As to commodities, this morning most are in the green led by oil (+0.4%) which is continuing yesterday’s late day rally although prices are still much lower on the week. NatGas (+2.8%) is clearly rising in concert with the European story on Nordstream 2 while gold (+0.6%) and silver (+0.85%) continue to confound by rising sharply alongside the dollar. Ags are a little softer as are base metals (Al -1.6%, Zn -0.9%), so the message from this market is just not clear.

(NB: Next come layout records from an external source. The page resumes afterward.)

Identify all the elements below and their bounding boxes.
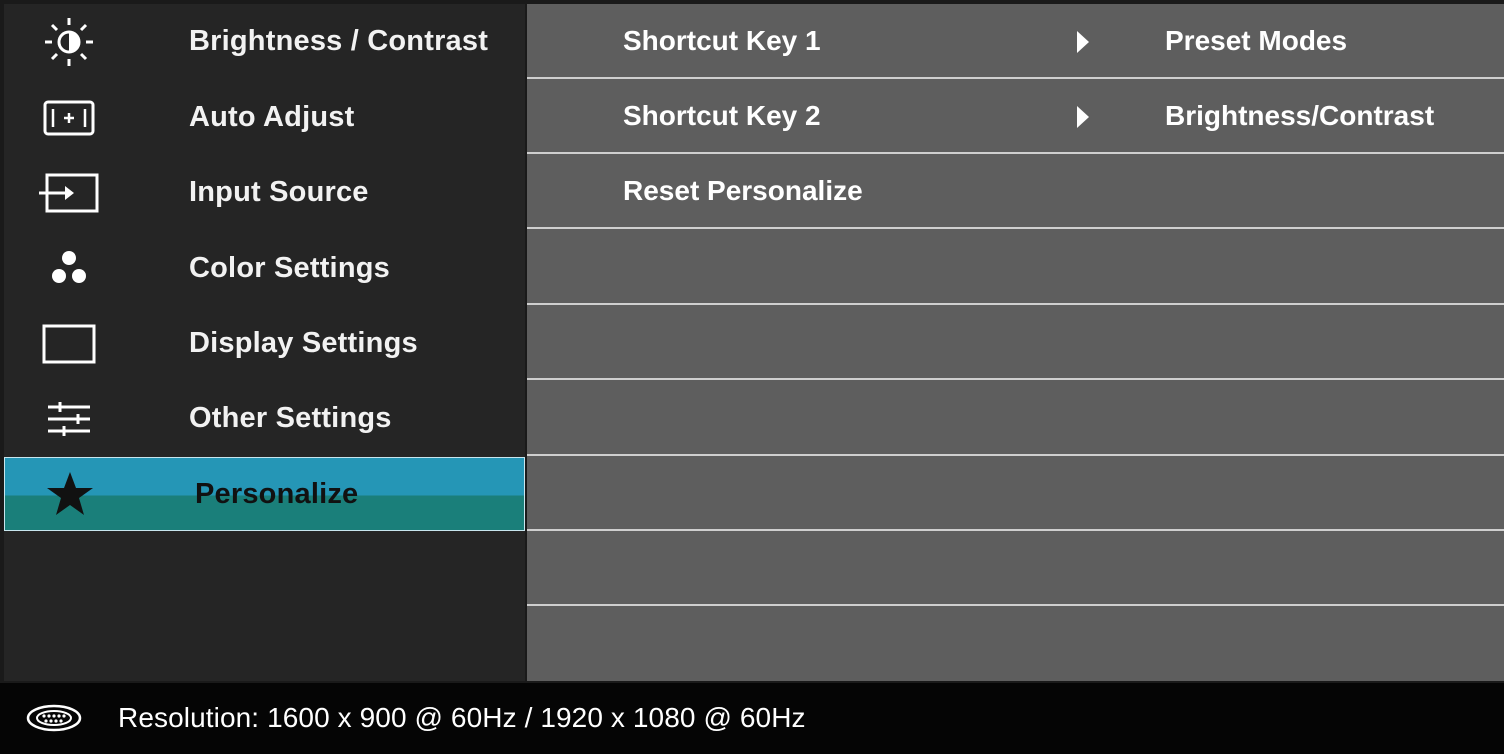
input-source-icon: [34, 168, 104, 218]
star-icon: [35, 469, 105, 519]
submenu-row-empty: [527, 606, 1504, 681]
arrow-right-icon: [1077, 106, 1089, 128]
arrow-right-icon: [1077, 31, 1089, 53]
menu-item-input-source[interactable]: Input Source: [4, 155, 525, 230]
menu-item-color-settings[interactable]: Color Settings: [4, 231, 525, 306]
submenu-value: Brightness/Contrast: [1165, 100, 1435, 131]
monitor-osd: Brightness / Contrast Auto Adjust Input …: [0, 0, 1504, 754]
menu-item-other-settings[interactable]: Other Settings: [4, 381, 525, 456]
menu-item-brightness-contrast[interactable]: Brightness / Contrast: [4, 4, 525, 79]
resolution-label: Resolution:: [118, 702, 260, 733]
display-settings-icon: [34, 319, 104, 369]
main-menu: Brightness / Contrast Auto Adjust Input …: [4, 4, 525, 681]
vga-connector-icon: [26, 703, 82, 738]
menu-item-label: Color Settings: [189, 252, 390, 284]
menu-item-label: Personalize: [195, 477, 359, 510]
menu-item-label: Other Settings: [189, 402, 392, 434]
submenu-row-empty: [527, 230, 1504, 305]
auto-adjust-icon: [34, 93, 104, 143]
submenu-row-shortcut-key-2[interactable]: Shortcut Key 2 Brightness/Contrast: [527, 79, 1504, 154]
submenu-value: Preset Modes: [1165, 25, 1348, 56]
resolution-readout: Resolution: 1600 x 900 @ 60Hz / 1920 x 1…: [118, 702, 806, 734]
submenu-row-empty: [527, 531, 1504, 606]
submenu-label: Reset Personalize: [623, 175, 863, 206]
submenu-row-empty: [527, 456, 1504, 531]
other-settings-icon: [34, 394, 104, 444]
color-settings-icon: [34, 244, 104, 294]
menu-item-auto-adjust[interactable]: Auto Adjust: [4, 80, 525, 155]
submenu-label: Shortcut Key 1: [623, 25, 821, 56]
status-bar: Resolution: 1600 x 900 @ 60Hz / 1920 x 1…: [0, 683, 1504, 754]
menu-item-personalize[interactable]: Personalize: [4, 457, 525, 531]
brightness-icon: [34, 17, 104, 67]
menu-item-label: Brightness / Contrast: [189, 25, 489, 57]
personalize-submenu: Shortcut Key 1 Preset Modes Shortcut Key…: [527, 4, 1504, 681]
submenu-row-shortcut-key-1[interactable]: Shortcut Key 1 Preset Modes: [527, 4, 1504, 79]
submenu-label: Shortcut Key 2: [623, 100, 821, 131]
menu-item-label: Auto Adjust: [189, 101, 355, 133]
menu-item-display-settings[interactable]: Display Settings: [4, 306, 525, 381]
menu-item-label: Display Settings: [189, 327, 418, 359]
submenu-row-empty: [527, 381, 1504, 456]
submenu-row-empty: [527, 305, 1504, 380]
menu-item-label: Input Source: [189, 176, 369, 208]
resolution-value: 1600 x 900 @ 60Hz / 1920 x 1080 @ 60Hz: [267, 702, 806, 733]
submenu-row-reset-personalize[interactable]: Reset Personalize: [527, 154, 1504, 229]
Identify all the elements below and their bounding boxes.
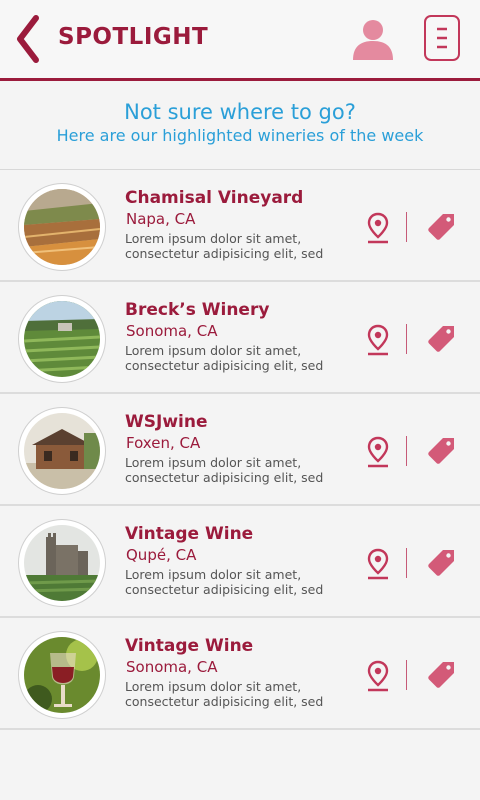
- tag-icon[interactable]: [426, 436, 456, 466]
- winery-image: [19, 296, 105, 382]
- winery-row[interactable]: Chamisal Vineyard Napa, CA Lorem ipsum d…: [0, 170, 480, 282]
- winery-name[interactable]: WSJwine: [125, 412, 208, 432]
- winery-location: Sonoma, CA: [126, 322, 218, 340]
- tag-icon[interactable]: [426, 660, 456, 690]
- winery-location: Qupé, CA: [126, 546, 197, 564]
- location-pin-icon[interactable]: [366, 436, 390, 468]
- intro-question: Not sure where to go?: [124, 100, 356, 124]
- winery-list: Chamisal Vineyard Napa, CA Lorem ipsum d…: [0, 170, 480, 730]
- icon-divider: [406, 436, 407, 466]
- winery-image: [19, 520, 105, 606]
- intro-banner: Not sure where to go? Here are our highl…: [0, 81, 480, 170]
- location-pin-icon[interactable]: [366, 212, 390, 244]
- location-pin-icon[interactable]: [366, 548, 390, 580]
- page-title: SPOTLIGHT: [58, 24, 209, 50]
- tag-icon[interactable]: [426, 548, 456, 578]
- winery-row[interactable]: WSJwine Foxen, CA Lorem ipsum dolor sit …: [0, 394, 480, 506]
- winery-description: Lorem ipsum dolor sit amet, consectetur …: [125, 567, 324, 597]
- winery-image: [19, 408, 105, 494]
- winery-description: Lorem ipsum dolor sit amet, consectetur …: [125, 231, 324, 261]
- intro-subtitle: Here are our highlighted wineries of the…: [56, 126, 424, 145]
- winery-name[interactable]: Chamisal Vineyard: [125, 188, 303, 208]
- user-icon[interactable]: [350, 18, 396, 60]
- tag-icon[interactable]: [426, 212, 456, 242]
- menu-icon: [437, 27, 447, 49]
- icon-divider: [406, 324, 407, 354]
- menu-button[interactable]: [424, 15, 460, 61]
- app-header: SPOTLIGHT: [0, 0, 480, 81]
- winery-name[interactable]: Vintage Wine: [125, 636, 253, 656]
- winery-row[interactable]: Breck’s Winery Sonoma, CA Lorem ipsum do…: [0, 282, 480, 394]
- winery-location: Napa, CA: [126, 210, 196, 228]
- winery-name[interactable]: Breck’s Winery: [125, 300, 269, 320]
- location-pin-icon[interactable]: [366, 660, 390, 692]
- icon-divider: [406, 660, 407, 690]
- winery-location: Foxen, CA: [126, 434, 201, 452]
- tag-icon[interactable]: [426, 324, 456, 354]
- winery-location: Sonoma, CA: [126, 658, 218, 676]
- winery-row[interactable]: Vintage Wine Sonoma, CA Lorem ipsum dolo…: [0, 618, 480, 730]
- winery-image: [19, 632, 105, 718]
- winery-image: [19, 184, 105, 270]
- winery-name[interactable]: Vintage Wine: [125, 524, 253, 544]
- icon-divider: [406, 212, 407, 242]
- winery-description: Lorem ipsum dolor sit amet, consectetur …: [125, 343, 324, 373]
- location-pin-icon[interactable]: [366, 324, 390, 356]
- icon-divider: [406, 548, 407, 578]
- winery-description: Lorem ipsum dolor sit amet, consectetur …: [125, 679, 324, 709]
- back-chevron-icon[interactable]: [12, 12, 46, 66]
- winery-row[interactable]: Vintage Wine Qupé, CA Lorem ipsum dolor …: [0, 506, 480, 618]
- winery-description: Lorem ipsum dolor sit amet, consectetur …: [125, 455, 324, 485]
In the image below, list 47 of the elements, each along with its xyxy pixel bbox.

Turning to the dollar, it is broadly stronger this morning with SEK (-0.3%) and CHF (-0.3%) the laggards in the G10 although GBP (+0.25%) and NOK (+0.2%) are both firmer. Going backwards, NOK is clearly being supported by oil prices while the pound is benefitting from modestly positive employment news amid a spate of releases there. As to the losers, there is really no news in either currency which implies the general dollar bullish framework continues to be the key driver. In the emerging markets, TRY (-1.4%) is today’s worst performer as investors fear further rate cuts despite rapidly rising inflation. Interestingly, RUB (-0.5%) is also under pressure despite oil’s rebound as concerns over rising inflation in Russia are also impacting investment decisions. CLP (-0.5%) is the other laggard here as a combination of broad dollar strength and concerns over inflation seem to be undermining the peso.
On the data front, we see Retail Sales (exp 1.5%, 1.0% ex autos) as well as IP (0.9%) and Capacity Utilization (75.9%) this morning. We get the Fed train rolling with five speakers this morning ranging from the most hawkish (George) to the most dovish (Daly). However, I believe all eyes will be on the Chairmanship story, not comments from underlings.
The dollar broadly continues to rally with the euro having traded to its lowest level since July 2020 and there is nothing that indicates this trend is going to change soon. While there are good reasons to expect the dollar to eventually decline, right now, higher is the direction of travel so keep that in mind for your hedging. However, for those with a longer-term view, looking into 2023 and 2024, current levels may well look attractive if payables are the exposure.